New Federal Regulatory Posture Is Unlikely to Accelerate Corporate Fintech Deals – Report

PitchBook released their Quarterly Fintech M&A Review, which is tracking big bank M&A activity.

PitchBook has shared informative and detailed insights on M&A by the 30 largest US banking institutions and by publicly traded fintech companies.

Key takeaways shared by PitchBook from the report:

  • Corporate M&A begins to gain steam: Corporate acquisitions of B2B fintechs rose by an estimated 42% YoY in Q3 after several quarters of minimal growth. We believe we are in the early innings of a sustainable corporate M&A recovery. Recall that C-suite and board appetite to make acquisitions rises and falls with stock price, revenue growth, FOMO, and the confidence that comes from stableto-improving performance over time. Q3’s rebound was led by acquisitions from Stripe, Shift4 Payments, Pagaya, US Bank, and Paylocity.

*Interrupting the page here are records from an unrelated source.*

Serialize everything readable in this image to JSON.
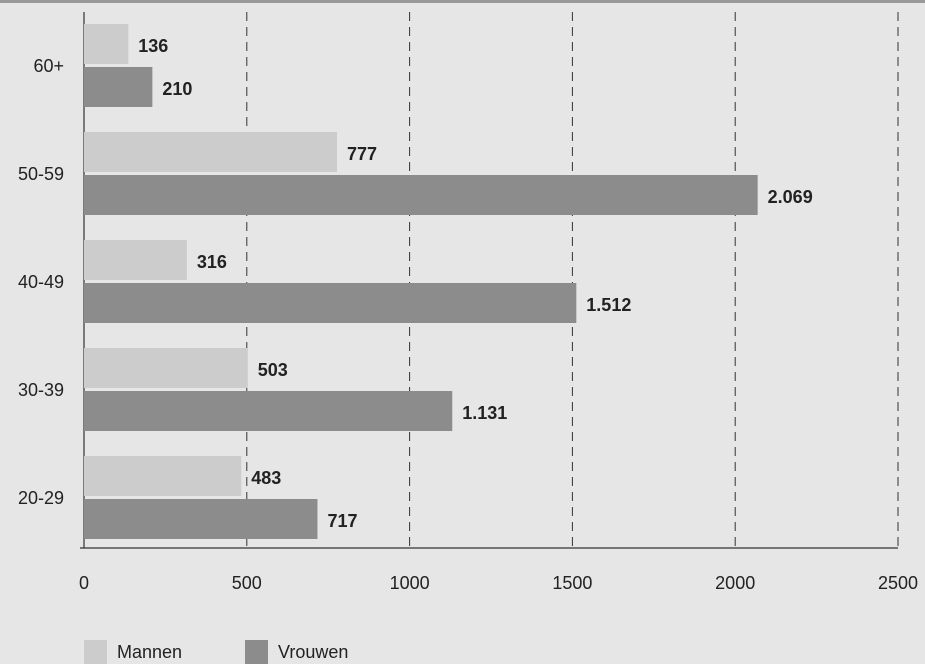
{
  "chart_data": {
    "type": "barh",
    "categories": [
      "60+",
      "50-59",
      "40-49",
      "30-39",
      "20-29"
    ],
    "series": [
      {
        "name": "Mannen",
        "color": "#cccccc",
        "values": [
          136,
          777,
          316,
          503,
          483
        ],
        "value_labels": [
          "136",
          "777",
          "316",
          "503",
          "483"
        ]
      },
      {
        "name": "Vrouwen",
        "color": "#8c8c8c",
        "values": [
          210,
          2069,
          1512,
          1131,
          717
        ],
        "value_labels": [
          "210",
          "2.069",
          "1.512",
          "1.131",
          "717"
        ]
      }
    ],
    "xlim": [
      0,
      2500
    ],
    "xticks": [
      0,
      500,
      1000,
      1500,
      2000,
      2500
    ],
    "grid": true,
    "legend": "bottom-left"
  }
}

  • PE buyouts jump, and the rise appears sustainable: We believe we are observing a real recovery in PE fintech buyouts. Q3’s buyout count rose by an estimated 77% YoY after declining by 14% YoY in the prior four quarters. We see another sign of PE’s strength in Q3’s disclosed platform deal value, which rose to $13.8 billion compared with an average of $7.7 billion in the prior four quarters and an average of $3.9 billion per quarter from 2019 to 2024. Lower rates and a
    robust economy are helping, but large corporate M&A and PE-backed IPOs will likely need to pick up for buyouts to materially accelerate.
  • Acquisitions by public fintechs remain slow: Acquisitions by the 46 publicly traded fintechs we track reached an estimated 33 transactions in 2024 compared with 34 in 2023 and 62, on average, from 2018 to 2022. Estimated 2024 deal value is tracking similarly. The decline has been driven by drop-offs from Stone Pagamentos, WeWork, PayPal, and several deSPACs. In other words, 2021’s froth has subsequently normalized. Acquirers that remain active include Visa, Mastercard, Shift4, Corpay, WEX, Nuvei, and others.

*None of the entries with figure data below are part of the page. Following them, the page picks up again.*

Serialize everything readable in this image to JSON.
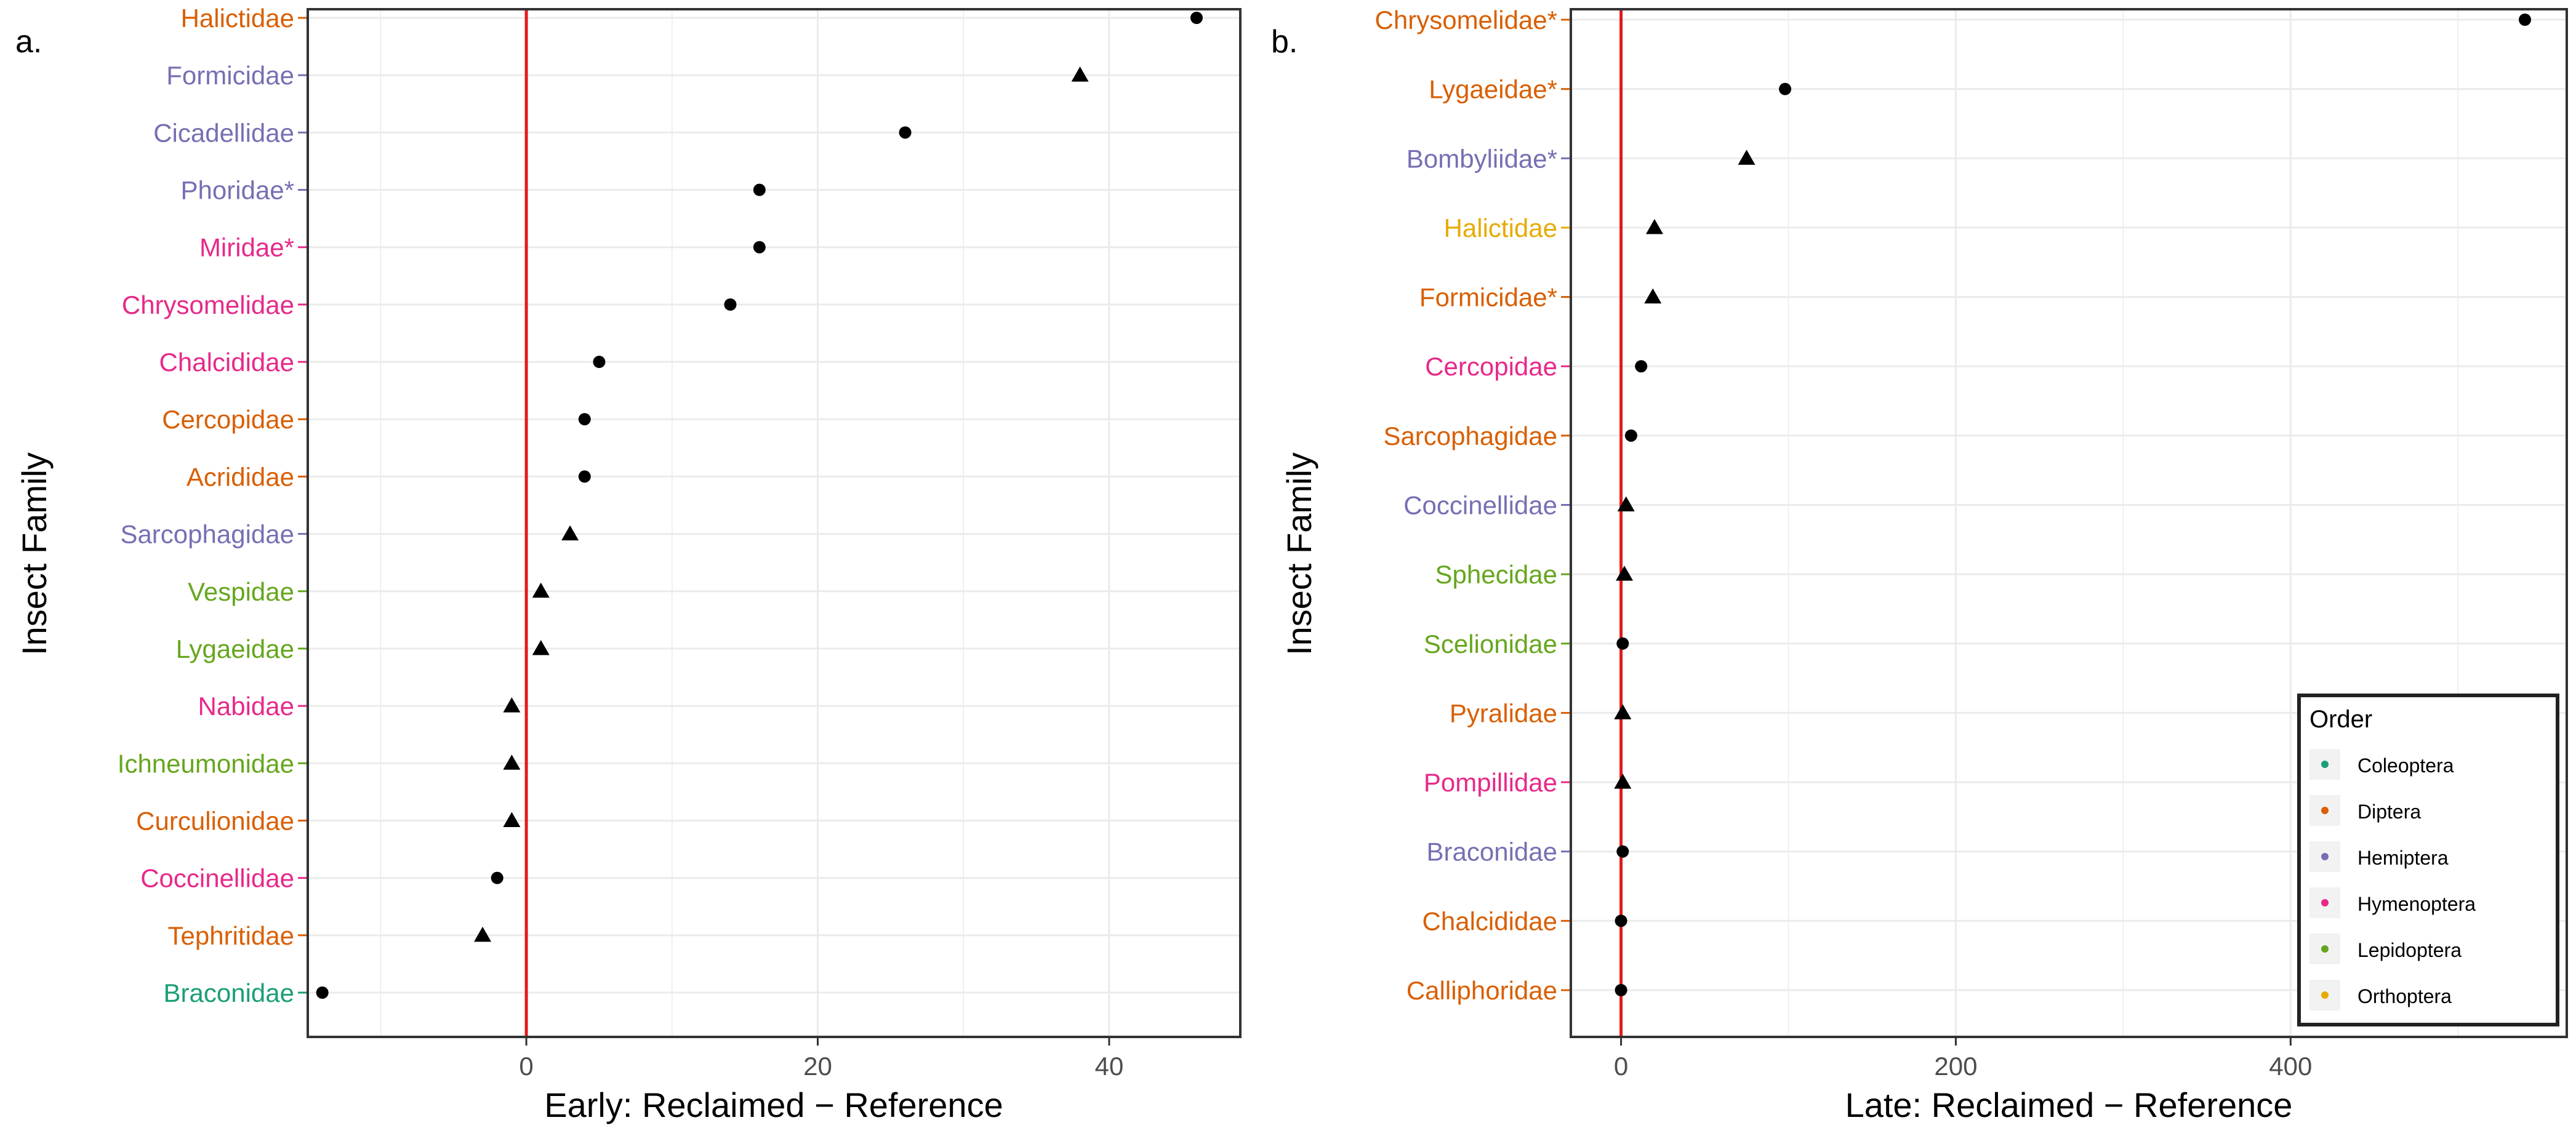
{
  "colors": {
    "Coleoptera": "#1b9e77",
    "Diptera": "#d95f02",
    "Hemiptera": "#7570b3",
    "Hymenoptera": "#e7298a",
    "Lepidoptera": "#66a61e",
    "Orthoptera": "#e6ab02",
    "family_Halictidae_a": "#d95f02",
    "family_Formicidae_a": "#7570b3",
    "family_Cicadellidae": "#7570b3",
    "family_Phoridae": "#7570b3",
    "family_Miridae": "#e7298a",
    "family_Chrysomelidae_a": "#e7298a",
    "family_Chalcididae_a": "#e7298a",
    "family_Cercopidae_a": "#d95f02",
    "family_Acrididae": "#d95f02",
    "family_Sarcophagidae_a": "#7570b3",
    "family_Vespidae": "#66a61e",
    "family_Lygaeidae_a": "#66a61e",
    "family_Nabidae": "#e7298a",
    "family_Ichneumonidae": "#66a61e",
    "family_Curculionidae": "#d95f02",
    "family_Coccinellidae_a": "#e7298a",
    "family_Tephritidae": "#d95f02",
    "family_Braconidae_a": "#1b9e77",
    "zero_line": "#e31a1c",
    "marker": "#000000"
  },
  "chart_data": [
    {
      "type": "scatter",
      "panel_label": "a.",
      "xlabel": "Early: Reclaimed − Reference",
      "ylabel": "Insect Family",
      "xlim": [
        -15,
        49
      ],
      "xticks": [
        0,
        20,
        40
      ],
      "xtick_labels": [
        "0",
        "20",
        "40"
      ],
      "grid": true,
      "reference_line_x": 0,
      "categories": [
        "Halictidae",
        "Formicidae",
        "Cicadellidae",
        "Phoridae*",
        "Miridae*",
        "Chrysomelidae",
        "Chalcididae",
        "Cercopidae",
        "Acrididae",
        "Sarcophagidae",
        "Vespidae",
        "Lygaeidae",
        "Nabidae",
        "Ichneumonidae",
        "Curculionidae",
        "Coccinellidae",
        "Tephritidae",
        "Braconidae"
      ],
      "label_colors": [
        "#d95f02",
        "#7570b3",
        "#7570b3",
        "#7570b3",
        "#e7298a",
        "#e7298a",
        "#e7298a",
        "#d95f02",
        "#d95f02",
        "#7570b3",
        "#66a61e",
        "#66a61e",
        "#e7298a",
        "#66a61e",
        "#d95f02",
        "#e7298a",
        "#d95f02",
        "#1b9e77"
      ],
      "values": [
        46,
        38,
        26,
        16,
        16,
        14,
        5,
        4,
        4,
        3,
        1,
        1,
        -1,
        -1,
        -1,
        -2,
        -3,
        -14
      ],
      "shapes": [
        "circle",
        "triangle",
        "circle",
        "circle",
        "circle",
        "circle",
        "circle",
        "circle",
        "circle",
        "triangle",
        "triangle",
        "triangle",
        "triangle",
        "triangle",
        "triangle",
        "circle",
        "triangle",
        "circle"
      ]
    },
    {
      "type": "scatter",
      "panel_label": "b.",
      "xlabel": "Late: Reclaimed − Reference",
      "ylabel": "Insect Family",
      "xlim": [
        -30,
        565
      ],
      "xticks": [
        0,
        200,
        400
      ],
      "xtick_labels": [
        "0",
        "200",
        "400"
      ],
      "grid": true,
      "reference_line_x": 0,
      "categories": [
        "Chrysomelidae*",
        "Lygaeidae*",
        "Bombyliidae*",
        "Halictidae",
        "Formicidae*",
        "Cercopidae",
        "Sarcophagidae",
        "Coccinellidae",
        "Sphecidae",
        "Scelionidae",
        "Pyralidae",
        "Pompillidae",
        "Braconidae",
        "Chalcididae",
        "Calliphoridae"
      ],
      "label_colors": [
        "#d95f02",
        "#d95f02",
        "#7570b3",
        "#e6ab02",
        "#d95f02",
        "#e7298a",
        "#d95f02",
        "#7570b3",
        "#66a61e",
        "#66a61e",
        "#d95f02",
        "#e7298a",
        "#7570b3",
        "#d95f02",
        "#d95f02"
      ],
      "values": [
        540,
        98,
        75,
        20,
        19,
        12,
        6,
        3,
        2,
        1,
        1,
        1,
        1,
        0,
        0
      ],
      "shapes": [
        "circle",
        "circle",
        "triangle",
        "triangle",
        "triangle",
        "circle",
        "circle",
        "triangle",
        "triangle",
        "circle",
        "triangle",
        "triangle",
        "circle",
        "circle",
        "circle"
      ]
    }
  ],
  "legend": {
    "title": "Order",
    "placement": "bottom-right",
    "items": [
      {
        "label": "Coleoptera",
        "color": "#1b9e77"
      },
      {
        "label": "Diptera",
        "color": "#d95f02"
      },
      {
        "label": "Hemiptera",
        "color": "#7570b3"
      },
      {
        "label": "Hymenoptera",
        "color": "#e7298a"
      },
      {
        "label": "Lepidoptera",
        "color": "#66a61e"
      },
      {
        "label": "Orthoptera",
        "color": "#e6ab02"
      }
    ]
  }
}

  • New federal regulatory posture is unlikely to materially accelerate corporate fintech deals: We believe that large public fintechs such as Visa and Mastercard may be slightly more acquisitive, at best, under the new presidential administration. However, these organizations likely know that major acquisitions, such as Visa’s proposed acquisition of Plaid, can easily be challenged by the next Democratic administration. We expect a greater bump to Big Bank M&A.

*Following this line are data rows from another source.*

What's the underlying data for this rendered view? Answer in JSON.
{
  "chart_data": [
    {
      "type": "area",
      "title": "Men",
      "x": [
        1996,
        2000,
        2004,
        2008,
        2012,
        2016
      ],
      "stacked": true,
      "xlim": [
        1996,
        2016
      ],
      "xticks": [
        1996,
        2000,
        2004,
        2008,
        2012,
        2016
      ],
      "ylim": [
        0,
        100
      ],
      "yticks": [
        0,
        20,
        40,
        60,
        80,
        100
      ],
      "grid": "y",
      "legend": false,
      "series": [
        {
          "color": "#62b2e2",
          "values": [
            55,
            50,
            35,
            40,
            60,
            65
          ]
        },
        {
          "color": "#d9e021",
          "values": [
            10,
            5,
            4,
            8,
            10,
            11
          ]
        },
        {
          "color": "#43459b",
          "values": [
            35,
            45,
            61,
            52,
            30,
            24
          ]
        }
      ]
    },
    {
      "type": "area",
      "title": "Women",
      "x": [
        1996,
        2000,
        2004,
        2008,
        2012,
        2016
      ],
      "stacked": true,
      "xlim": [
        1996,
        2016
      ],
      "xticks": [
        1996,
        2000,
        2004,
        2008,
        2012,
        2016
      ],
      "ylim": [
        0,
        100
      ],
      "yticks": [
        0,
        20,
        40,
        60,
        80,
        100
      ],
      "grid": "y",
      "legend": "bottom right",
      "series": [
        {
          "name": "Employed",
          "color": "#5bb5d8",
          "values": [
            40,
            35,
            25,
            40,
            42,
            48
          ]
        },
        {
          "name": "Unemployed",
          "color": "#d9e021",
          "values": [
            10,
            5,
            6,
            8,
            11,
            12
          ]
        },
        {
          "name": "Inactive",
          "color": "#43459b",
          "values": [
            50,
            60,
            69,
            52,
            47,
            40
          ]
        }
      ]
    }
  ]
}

  • Big Bank M&A is at a low but should rebound: We estimate that 2024 will see 12 acquisitions by the 30 largest US banks compared to 10 in 2023 and 29, on average, from 2018 to 2022. Despite low deal count, Capital One’s proposed acquisition of Discover would propel 2024’s recorded deal value to $46 billion, a 10-year high. The most active big banks over the past two years include American Express, First Citizens Bank, BMO Bank, Fifth Third Bank, and J.P. Morgan.
  • The new presidential administration should increase bank M&A: The Trump administration will likely have a lighter touch on banking M&A, ushering in a more lax approach from federal agencies. Regulators under any administration, Democratic or Republican, are still allergic to too-big-to-fail banks getting even bigger (unless there is a banking crisis), making it unlikely that megabanks will be allowed to acquire other large banks. However, banks with under $300 billion in assets could acquire competing firms in deals similar to the SunTrust and BB&T combination.
  • Banks are also likely to acquire new technology assets to earn market share in their respective niches. Banking requires significant technology investment, which is best offset by spreading fixed costs across a larger customer base.